I bet you have a 100% error rate during indexing and that's why you see no throughput numbers. Can you please upgrade to Rally 0.5.1 (I just released it) which will now show you error rates. For example here you can see a zero error rate:
| All | Min Throughput | index-append | 661.248 | docs/s |
| All | Median Throughput | index-append | 661.248 | docs/s |
| All | Max Throughput | index-append | 661.248 | docs/s |
| All | error rate | index-append | 0 | % |
If you see any number > 0% you run into errors during indexing and then you need to inspect the log files of Elasticsearch (and maybe also Rally) to see what happened.
I tried with 0.5.1, here is the report:
the error rate is 0, and some metrics shows negative number, is that normal?

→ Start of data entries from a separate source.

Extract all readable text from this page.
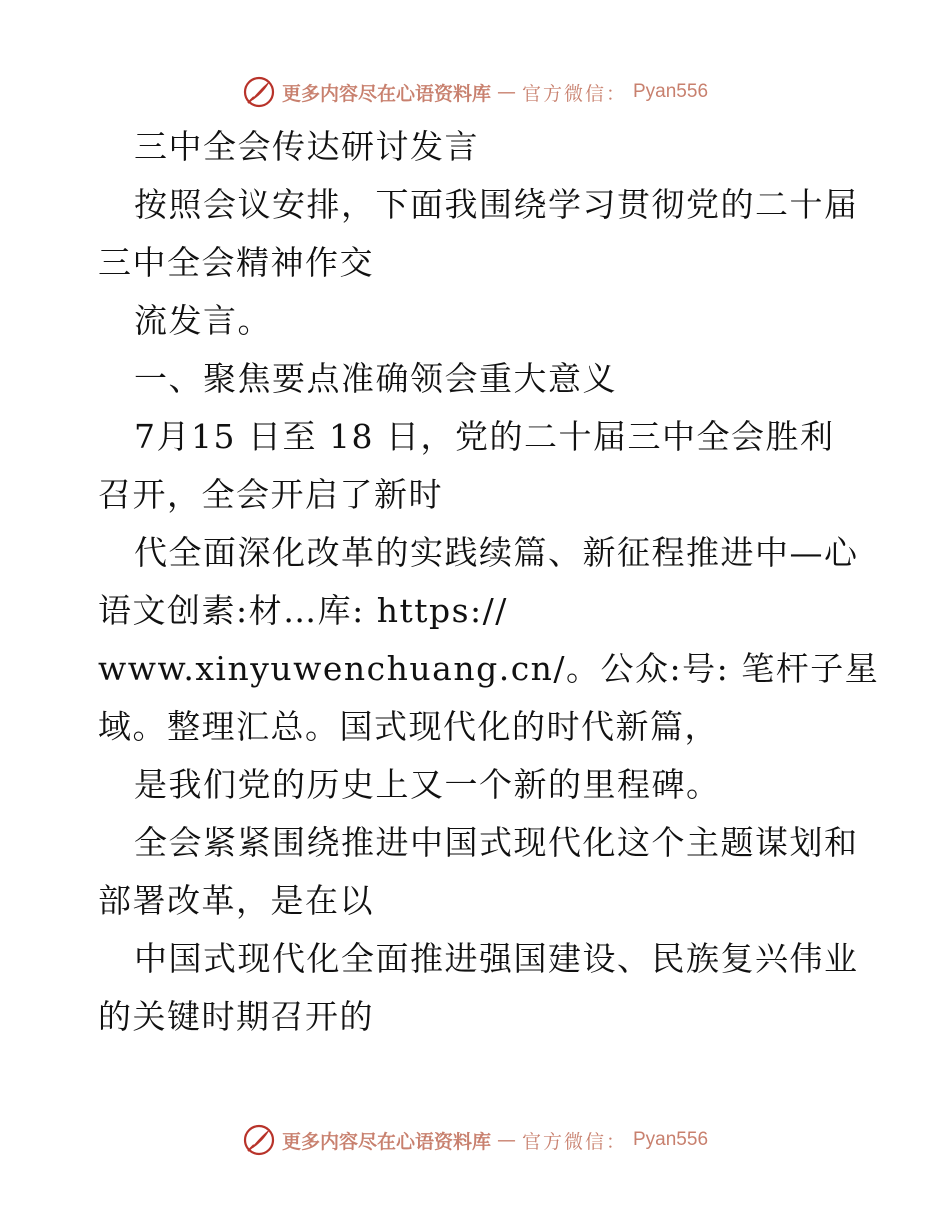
更多内容尽在心语资料库 — 官方微信： Pyan556
三中全会传达研讨发言
按照会议安排，下面我围绕学习贯彻党的二十届
三中全会精神作交
流发言。
一、聚焦要点准确领会重大意义
7月15 日至 18 日，党的二十届三中全会胜利
召开，全会开启了新时
代全面深化改革的实践续篇、新征程推进中—心
语文创素:材…库: https://
www.xinyuwenchuang.cn/。公众:号: 笔杆子星
域。整理汇总。国式现代化的时代新篇，
是我们党的历史上又一个新的里程碑。
全会紧紧围绕推进中国式现代化这个主题谋划和
部署改革，是在以
中国式现代化全面推进强国建设、民族复兴伟业
的关键时期召开的
更多内容尽在心语资料库 — 官方微信： Pyan556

| Lap | Metric | Operation | Value | Unit |
|------:|------------------------------:|-------------:|----------:|-------
| All | Indexing time | | -1.24765 | min |
| All | Merge time | | -6.60647 | min |
| All | Refresh time | | -0.865483 | min |
| All | Flush time | | -0.1632 | min |
| All | Merge throttle time | | -0.582767 | min |
| All | Total Young Gen GC | | 6.092 | s |
| All | Total Old Gen GC | | 0.117 | s |
| All | Heap used for segments | | 717.885 | MB |
| All | Heap used for doc values | | 5.59931 | MB |
| All | Heap used for terms | | 522.604 | MB |
| All | Heap used for norms | | 0.268616 | MB |
| All | Heap used for points | | 25.2797 | MB |
| All | Heap used for stored fields | | 164.133 | MB |
| All | Segment count | | 3100 | |
| All | Min Throughput | index-append | | docs/s |
| All | Median Throughput | index-append | | docs/s |
| All | Max Throughput | index-append | | docs/s |
| All | error rate | index-append | 0 | % |
| All | Min Throughput | force-merge | 0.0790135 | ops/s |
| All | Median Throughput | force-merge | 0.0790135 | ops/s |
| All | Max Throughput | force-merge | 0.0790135 | ops/s |
| All | 100th percentile latency | force-merge | 12656 | ms |
| All | 100th percentile service time | force-merge | 12656 | ms |
| All | error rate | force-merge | 0 | % |
no this is completely unexpected and basically all these metrics are weird:
Negative times are completely unexpected
Several metrics are missing (e.g. CPU usage, index size, ...) - Did you run instead with --pipeline=benchmark-only?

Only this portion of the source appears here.